Strategic Federal And State Criminal Defense

The Drug Enforcement Administration and its effectiveness

On Behalf of | Mar 4, 2015 | Drug Trafficking |


The Drug Enforcement Administration (DEA) investigates numerous federal drug crimes, often spending months, even years tracking alleged drug traffickers. Once they believe they have gathered enough evidence, federal agents move in and make arrests. In fact, in 2013, the DEA made more than 30,600 arrests. Though that number is slightly less than previous years, it is still a significant number, meaning that, each year, thousands of individuals find themselves facing federal charges.

The amount of drugs seized by the DEA each year is significant. In 2013, the agency took into its possession more than 22,000 kilos of cocaine, 950 kilos of heroin, 250,000 kilos of marijuana, nearly 4,000 kilos of methamphetamine, and slightly more than 116,000 doses of hallucinogens. Though these numbers are high, a seizure of drugs does not necessarily mean an individual who is arrested is guilty of the crime. Instead, depending on the circumstances, an individual could merely be at the wrong place at the wrong time.

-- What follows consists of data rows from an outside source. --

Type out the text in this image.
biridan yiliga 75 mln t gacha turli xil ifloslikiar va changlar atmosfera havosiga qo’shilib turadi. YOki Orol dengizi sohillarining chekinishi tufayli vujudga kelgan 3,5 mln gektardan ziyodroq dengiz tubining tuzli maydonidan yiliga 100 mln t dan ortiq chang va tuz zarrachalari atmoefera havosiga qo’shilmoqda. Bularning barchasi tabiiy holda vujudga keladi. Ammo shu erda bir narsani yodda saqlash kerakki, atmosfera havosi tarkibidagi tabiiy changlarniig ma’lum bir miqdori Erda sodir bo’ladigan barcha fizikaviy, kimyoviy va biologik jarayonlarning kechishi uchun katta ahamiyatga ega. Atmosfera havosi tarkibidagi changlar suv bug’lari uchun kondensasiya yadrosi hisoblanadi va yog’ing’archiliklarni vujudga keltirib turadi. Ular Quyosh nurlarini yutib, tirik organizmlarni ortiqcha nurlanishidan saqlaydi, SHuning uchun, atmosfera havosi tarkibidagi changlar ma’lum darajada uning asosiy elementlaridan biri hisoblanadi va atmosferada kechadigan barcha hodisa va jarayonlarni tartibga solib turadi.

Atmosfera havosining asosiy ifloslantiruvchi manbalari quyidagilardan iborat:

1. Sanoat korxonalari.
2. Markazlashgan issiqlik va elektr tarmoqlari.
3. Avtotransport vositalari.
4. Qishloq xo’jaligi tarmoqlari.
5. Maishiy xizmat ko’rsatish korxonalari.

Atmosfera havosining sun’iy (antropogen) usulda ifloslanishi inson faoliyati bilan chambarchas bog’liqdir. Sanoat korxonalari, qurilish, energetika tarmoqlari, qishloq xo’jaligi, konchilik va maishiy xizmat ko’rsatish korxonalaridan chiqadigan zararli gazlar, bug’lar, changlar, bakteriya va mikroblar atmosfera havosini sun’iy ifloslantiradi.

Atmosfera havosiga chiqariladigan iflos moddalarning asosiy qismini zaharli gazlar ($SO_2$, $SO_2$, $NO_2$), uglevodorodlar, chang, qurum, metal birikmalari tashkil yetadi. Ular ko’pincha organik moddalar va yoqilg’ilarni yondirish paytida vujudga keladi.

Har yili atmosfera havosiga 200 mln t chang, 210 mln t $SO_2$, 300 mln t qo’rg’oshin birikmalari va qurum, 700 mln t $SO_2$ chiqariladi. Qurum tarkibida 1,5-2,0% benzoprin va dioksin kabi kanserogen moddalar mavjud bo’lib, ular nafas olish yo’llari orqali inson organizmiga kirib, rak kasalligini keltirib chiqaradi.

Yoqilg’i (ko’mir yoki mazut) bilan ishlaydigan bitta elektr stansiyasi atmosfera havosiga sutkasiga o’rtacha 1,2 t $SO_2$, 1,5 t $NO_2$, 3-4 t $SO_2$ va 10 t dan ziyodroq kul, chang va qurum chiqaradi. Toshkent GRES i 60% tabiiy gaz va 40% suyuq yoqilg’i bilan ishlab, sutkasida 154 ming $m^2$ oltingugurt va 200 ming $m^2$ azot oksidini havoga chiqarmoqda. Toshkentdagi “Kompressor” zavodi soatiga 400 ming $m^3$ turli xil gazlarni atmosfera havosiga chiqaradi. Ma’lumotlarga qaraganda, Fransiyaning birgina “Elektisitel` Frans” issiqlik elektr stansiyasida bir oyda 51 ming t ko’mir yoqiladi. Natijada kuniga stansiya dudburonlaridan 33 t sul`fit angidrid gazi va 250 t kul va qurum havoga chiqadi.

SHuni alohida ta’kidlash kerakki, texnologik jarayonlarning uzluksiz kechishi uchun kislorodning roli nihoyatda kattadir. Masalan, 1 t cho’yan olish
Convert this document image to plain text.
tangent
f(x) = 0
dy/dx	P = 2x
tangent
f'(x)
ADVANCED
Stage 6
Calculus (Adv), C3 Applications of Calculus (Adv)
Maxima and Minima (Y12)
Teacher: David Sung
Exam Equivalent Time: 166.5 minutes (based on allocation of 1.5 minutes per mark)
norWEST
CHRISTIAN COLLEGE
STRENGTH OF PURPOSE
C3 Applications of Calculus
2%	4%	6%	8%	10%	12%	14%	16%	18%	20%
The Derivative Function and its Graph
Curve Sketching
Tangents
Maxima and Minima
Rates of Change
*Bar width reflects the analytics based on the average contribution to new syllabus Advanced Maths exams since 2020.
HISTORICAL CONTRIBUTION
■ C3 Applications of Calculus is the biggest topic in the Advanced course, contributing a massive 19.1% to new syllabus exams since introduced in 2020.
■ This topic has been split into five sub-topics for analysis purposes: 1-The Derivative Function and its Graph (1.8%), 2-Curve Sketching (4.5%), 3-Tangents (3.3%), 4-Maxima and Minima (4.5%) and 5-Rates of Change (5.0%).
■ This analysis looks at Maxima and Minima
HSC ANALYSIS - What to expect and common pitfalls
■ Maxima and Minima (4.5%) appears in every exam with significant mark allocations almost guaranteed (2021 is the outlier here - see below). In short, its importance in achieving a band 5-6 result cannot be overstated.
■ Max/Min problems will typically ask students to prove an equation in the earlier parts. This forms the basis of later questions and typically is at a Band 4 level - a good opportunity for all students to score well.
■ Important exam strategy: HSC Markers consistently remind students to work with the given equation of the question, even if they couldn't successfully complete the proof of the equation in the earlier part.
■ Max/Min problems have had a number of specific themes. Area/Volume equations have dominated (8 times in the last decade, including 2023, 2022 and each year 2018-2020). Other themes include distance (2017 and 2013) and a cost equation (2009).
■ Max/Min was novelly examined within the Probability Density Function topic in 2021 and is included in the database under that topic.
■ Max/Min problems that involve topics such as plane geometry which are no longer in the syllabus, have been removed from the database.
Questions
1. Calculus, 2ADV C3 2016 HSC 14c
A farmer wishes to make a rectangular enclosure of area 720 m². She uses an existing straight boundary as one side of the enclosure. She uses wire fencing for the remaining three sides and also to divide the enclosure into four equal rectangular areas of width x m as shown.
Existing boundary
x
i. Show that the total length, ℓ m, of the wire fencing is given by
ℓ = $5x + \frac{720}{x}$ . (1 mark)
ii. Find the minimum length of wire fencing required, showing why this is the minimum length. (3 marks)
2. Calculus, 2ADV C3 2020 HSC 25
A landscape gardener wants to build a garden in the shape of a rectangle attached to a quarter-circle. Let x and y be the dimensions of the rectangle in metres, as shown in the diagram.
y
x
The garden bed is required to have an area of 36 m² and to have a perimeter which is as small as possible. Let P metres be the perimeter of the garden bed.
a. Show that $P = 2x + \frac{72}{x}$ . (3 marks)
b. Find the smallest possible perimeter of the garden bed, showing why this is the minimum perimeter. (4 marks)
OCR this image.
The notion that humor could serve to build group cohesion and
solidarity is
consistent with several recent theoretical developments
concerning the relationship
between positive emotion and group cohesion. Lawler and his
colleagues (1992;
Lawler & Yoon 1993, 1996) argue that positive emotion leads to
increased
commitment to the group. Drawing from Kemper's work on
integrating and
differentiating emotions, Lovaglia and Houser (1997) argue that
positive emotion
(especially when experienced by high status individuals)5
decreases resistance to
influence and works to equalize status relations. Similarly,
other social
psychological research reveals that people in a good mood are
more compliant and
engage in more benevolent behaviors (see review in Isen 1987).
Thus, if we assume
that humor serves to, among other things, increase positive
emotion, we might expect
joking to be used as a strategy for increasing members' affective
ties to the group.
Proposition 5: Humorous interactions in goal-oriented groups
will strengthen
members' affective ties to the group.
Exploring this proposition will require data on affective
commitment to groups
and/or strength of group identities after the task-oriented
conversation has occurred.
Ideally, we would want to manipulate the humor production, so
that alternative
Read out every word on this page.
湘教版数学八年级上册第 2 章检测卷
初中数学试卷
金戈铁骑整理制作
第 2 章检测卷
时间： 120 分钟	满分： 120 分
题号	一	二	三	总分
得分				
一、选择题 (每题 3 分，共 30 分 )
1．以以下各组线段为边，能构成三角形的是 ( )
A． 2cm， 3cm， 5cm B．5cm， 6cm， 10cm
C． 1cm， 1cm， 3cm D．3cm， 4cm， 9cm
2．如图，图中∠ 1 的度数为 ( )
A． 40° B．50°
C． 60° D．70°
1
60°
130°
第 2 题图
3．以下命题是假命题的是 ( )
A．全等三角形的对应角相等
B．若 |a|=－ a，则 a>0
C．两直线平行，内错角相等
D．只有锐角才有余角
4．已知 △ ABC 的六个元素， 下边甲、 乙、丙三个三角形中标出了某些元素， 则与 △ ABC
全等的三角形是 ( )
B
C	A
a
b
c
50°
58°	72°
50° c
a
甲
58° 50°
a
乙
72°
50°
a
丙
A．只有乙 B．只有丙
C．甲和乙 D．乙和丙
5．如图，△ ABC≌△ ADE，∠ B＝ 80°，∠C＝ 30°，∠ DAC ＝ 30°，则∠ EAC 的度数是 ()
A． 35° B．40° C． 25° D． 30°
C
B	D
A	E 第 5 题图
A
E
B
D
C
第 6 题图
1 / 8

However, those who wind up facing a federal drug crime charge have a lot on their plate. Being confronted with the potential for decades behind bars and thousands of dollars in fines can be frightening. The legal process itself can be stressful, as defendants have many decisions to make, and each one could significantly affect the outcome of the case. This is why many individuals who are accused of drug trafficking choose to acquire the assistance of a legal professional.

A legal team experienced at handling federal charges may be extremely beneficial. Though defense decisions are ultimately left to a defendant, legal professionals can help inform and advise accused individuals so that they can make the decisions that they believe will to the fairest outcome possible under the circumstances.